RFC 288 - MIR - Control Flow Graph

Use a Control Flow Graph as an IR to make implementation of rules that test data flow easier.

Control Flow Graph Intermediate Representation

This RFC proposes using a Control Flow Graph (CFG) IR as a stage between the AST and LLVM forms, because it will help simplify the implementation of key Bramble features: including consistency semantics, ownership rules a la Rust, and automatic injection of destructors for values.

Bramble’s MIR language design was inspired by Rust’s MIR and the design of the conversion from AST to MIR was inspired by LLVM.

Problem

Bramble needs to perform data flow analysis on each function in a program. The analyses needed are: consistency rules checking, automatic insertion of destructors for values, and ownership rules. More analyses may be added in the future.

For each of these analyses, Bramble needs to look at the sequence of operations that are applied to one or more locations in memory, then determine if every possible sequence of operations satisfy some given set of rules. This is falls under dataflow analysis.

While an AST can be used for such analyses, it is not well suited and would make implementation of the analyses more complex.

Requirements

  1. Simplify the forms of analysis which follow a “dataflow” paradigm.
  2. Be able to lower into LLVM IR.
  3. Integrate with Thorn Insights platform.
  4. Be able to represent all Bramble programs in a MIR form.
  5. MIR representations must be fully independent of the preceding AST representation. This means that the AST form of a Bramble program could be deleted after conversion to MIR and the compilation will always be able to complete successfully.
  6. Allow for intra-procedure (local) optimizations.

Solution

Rather than use the AST IR for dataflow analyses, create a new Control Flow Graph IR (henceforth referred to as a MIR), and all dataflow analyses are done against this form rather than the AST form.

The AST will be “lowered” into the MIR form after parsing and type resolution and before transformation into the LLVM IR form. After being lowered, any analyses and optimizations which work best with a CFG are applied. Then the MIR is lowered into LLVM IR form and compilation continues with the LLVM compiler toolset.

Alternatives

The alternative solution is to continue using an AST for all compiler analyses and optimizations. Most compilers do their work off an AST form and only use CFG forms for optional optimizations or linting. The Rust compiler currently uses a CFG IR form as an intermediate step between the AST and LLVM IR; however, its earliest versions used only an AST and the CFG IR was added later to help simplify the ownership rules analysis.

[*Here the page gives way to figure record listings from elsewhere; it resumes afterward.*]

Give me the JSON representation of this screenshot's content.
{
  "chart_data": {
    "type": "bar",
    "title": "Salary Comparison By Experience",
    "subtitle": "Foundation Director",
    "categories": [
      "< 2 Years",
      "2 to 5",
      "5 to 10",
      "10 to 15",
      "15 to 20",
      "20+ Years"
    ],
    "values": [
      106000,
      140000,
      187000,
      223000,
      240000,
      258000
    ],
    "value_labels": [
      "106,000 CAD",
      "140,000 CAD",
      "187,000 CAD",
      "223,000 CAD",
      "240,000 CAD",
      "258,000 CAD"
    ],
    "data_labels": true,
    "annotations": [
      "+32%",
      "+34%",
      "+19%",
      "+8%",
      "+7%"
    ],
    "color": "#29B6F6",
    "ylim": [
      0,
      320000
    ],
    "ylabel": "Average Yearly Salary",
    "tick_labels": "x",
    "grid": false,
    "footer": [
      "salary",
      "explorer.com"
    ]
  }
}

The reason to continue using the AST for all analysis rather than the MIR is to save development time and simplify the implementation of rules and optimizations that focus on the flow of data. It is a fact that all analyses that work on the CFG IR model will work on an AST, but their implementation may be much more complex and fragile.

Problems with using an AST for this analysis include the following. First, all these analyses need to validate some rule holds for one or more variables through every possible path of execution, the AST form makes it difficult to correlate all the different paths when there are branches. Second, the AST form recursively embeds operators as children of operators, this makes it difficult to find the leaf operands (specifically the variables being used), because the desired analyses are focused largely on tracking how each specific variable is used, being able to easily extract those variables from operations is critical for easy implementation. Third, all these analyses will want to know what unbroken chain of operations must be applied to a set of variables (Basic Block), this information is difficult to extract from an AST. All this information is encoded in the AST form, but the AST form prioritizes preserving the hierarchy of operations, which obfuscates the information that the dataflow analyses require; this leads to the implementaion of analyzers being more complex.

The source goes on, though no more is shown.